According to the tool AAPG previously relied upon to measure Web stats, we logged 7,601,510 page views in the past year, representing 1,086,203 visits to aapg.org. This is an overall upswing from 2007 of about 18 percent, where 6,287,941 “views” were logged using the same tool. There was a 2 percent increase in “visits,” totaling 1,070,510.

However, these statistics include such non-human visitors as site indexing robots, and they failed to take into account users connecting from different IP addresses, such as those traveling with laptops.

(A person traveling on business connecting in five different cities would be counted as five separate visitors, rather than one.)

In 2008, AAPG began using Google Analytics to track Web site statistics. Google Analytics uses a tag-based tracking system that only counts actual visitors to the Web site. It remembers those visitors via browser “cookies,” so even if they have different IP addresses for different visits, they are only counted as one visitor.

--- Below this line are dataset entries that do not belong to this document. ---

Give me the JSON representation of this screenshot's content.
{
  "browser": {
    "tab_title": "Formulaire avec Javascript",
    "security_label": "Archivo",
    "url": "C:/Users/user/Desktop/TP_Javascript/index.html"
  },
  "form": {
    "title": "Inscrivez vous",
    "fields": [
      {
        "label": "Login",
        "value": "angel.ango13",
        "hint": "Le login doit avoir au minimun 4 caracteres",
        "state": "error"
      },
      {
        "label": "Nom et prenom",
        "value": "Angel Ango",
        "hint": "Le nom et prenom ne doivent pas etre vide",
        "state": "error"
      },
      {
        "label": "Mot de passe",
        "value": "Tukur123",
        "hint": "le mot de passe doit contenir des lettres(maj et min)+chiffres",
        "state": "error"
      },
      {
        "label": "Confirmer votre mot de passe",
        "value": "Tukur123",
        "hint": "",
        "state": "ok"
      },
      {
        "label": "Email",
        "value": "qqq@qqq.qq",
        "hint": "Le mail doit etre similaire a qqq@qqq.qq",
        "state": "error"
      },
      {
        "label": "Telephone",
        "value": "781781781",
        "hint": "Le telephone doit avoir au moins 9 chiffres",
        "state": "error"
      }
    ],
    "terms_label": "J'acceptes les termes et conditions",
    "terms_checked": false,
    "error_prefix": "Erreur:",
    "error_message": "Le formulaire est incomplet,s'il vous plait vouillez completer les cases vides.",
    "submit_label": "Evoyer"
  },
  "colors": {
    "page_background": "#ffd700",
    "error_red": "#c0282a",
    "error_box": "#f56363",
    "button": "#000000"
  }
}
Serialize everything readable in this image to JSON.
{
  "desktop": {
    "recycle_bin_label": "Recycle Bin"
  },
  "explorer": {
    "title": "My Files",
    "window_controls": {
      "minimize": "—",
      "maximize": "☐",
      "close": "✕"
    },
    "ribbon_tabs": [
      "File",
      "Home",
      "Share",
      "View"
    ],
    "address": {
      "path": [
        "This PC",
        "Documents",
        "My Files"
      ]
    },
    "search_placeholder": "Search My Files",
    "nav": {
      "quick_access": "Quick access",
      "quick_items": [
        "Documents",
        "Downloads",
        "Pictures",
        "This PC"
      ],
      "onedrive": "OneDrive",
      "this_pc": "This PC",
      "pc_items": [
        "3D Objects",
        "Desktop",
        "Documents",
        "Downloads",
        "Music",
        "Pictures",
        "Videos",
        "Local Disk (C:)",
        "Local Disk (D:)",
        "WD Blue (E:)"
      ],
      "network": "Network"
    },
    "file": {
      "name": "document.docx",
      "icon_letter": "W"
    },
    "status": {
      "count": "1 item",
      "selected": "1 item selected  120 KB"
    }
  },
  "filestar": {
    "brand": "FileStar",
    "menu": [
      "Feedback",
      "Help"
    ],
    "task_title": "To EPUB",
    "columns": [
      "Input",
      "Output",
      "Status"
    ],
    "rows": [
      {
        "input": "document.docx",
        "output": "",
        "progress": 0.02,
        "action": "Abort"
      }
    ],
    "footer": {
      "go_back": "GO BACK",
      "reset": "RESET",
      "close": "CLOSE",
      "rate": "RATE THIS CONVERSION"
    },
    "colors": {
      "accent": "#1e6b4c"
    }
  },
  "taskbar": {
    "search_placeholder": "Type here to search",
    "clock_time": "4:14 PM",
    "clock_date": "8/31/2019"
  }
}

This has brought our Web statistics into a more accurate perspective, and it also has allowed some greater insight into the browsing habits of visitors to aapg.org.

According to information from Google Analytics, we have actually logged 2,085,686 page views in the past year. There were 776,055 visitors, of which 397,957 were unique, or from people whose computers have never logged a visit to aapg.org before.

If we average those numbers, it says that each visitor clicked on two or three pages.

Using the in-depth statistics now available through Google Analytics, we have found the most popular subsection of the AAPG Web site is the EXPLORER. Its 503,064 page views represent nearly one-quarter of the total pages viewed.

It’s All in the Details

Sifting down to the more minute details, the most popular online issue of the EXPLORER was March 2008, which had four times the page views as the next most popular issue. This was due in large part to the most read online story, the feature on the Appalachian Basin’s Marcellus Shale.

The Marcellus Shale story’s popularity is in large part thanks to aapg.org’s top referring site: Google.

More visitors came to the AAPG Web site from Google searches than from any other source – including just typing the Web address in the browser or clicking a bookmark.

Over 4,500 visits were referred from someone searching for the words “marcellus shale.” This was the third most popular total search referral to the AAPG Web site, after “aapg” and “aapg.org.”

Aside from the Marcellus, as well as the Bakken, Barnett, Haynesville and Woodford shales, another popular story on the AAPG Web Site that was often searched was the AAPG EXPLORER Salary Survey. It received over 23,000 page views.

Back to the Big Picture

The next most popular feature of AAPG’s Web site encompassed the meetings sub-sites, including annual, international, Hedbergs and all other meeting information hosted on aapg.org. These sites received 319,327 page views, over one-third of which came via the San Antonio 2008 Web site.

In fact, the San Antonio annual meeting drove the AAPG Web site’s highest traffic volume days of the year, which occurred in the days directly before the meeting began on April 20. Between April 16-18, approximately half of aapg.org’s 14,470 page views were from the San Antonio Web site.

This highlights the importance of the AAPG Web site as a source of information for annual meeting attendees. As last-minute registrations were submitted, travel plans were made and presentations finalized, visitors turned to the AAPG Web site to keep informed.

So, who is visiting?

The AAPG Web site has received visits from over 214 countries and territories over the past year. Every continent where AAPG has members is represented.

Over half the visitors to the Web site came from the United States. Houston has the honor of sending the most visitors, with Calgary, Canada, in second place.

The highest number of international visitors came from Canada, followed by the United Kingdom.

Web statistics do a lot more for us than simply give a number of “hits:”

All of this information helps to design a better Web experience for AAPG members and visitors to our site.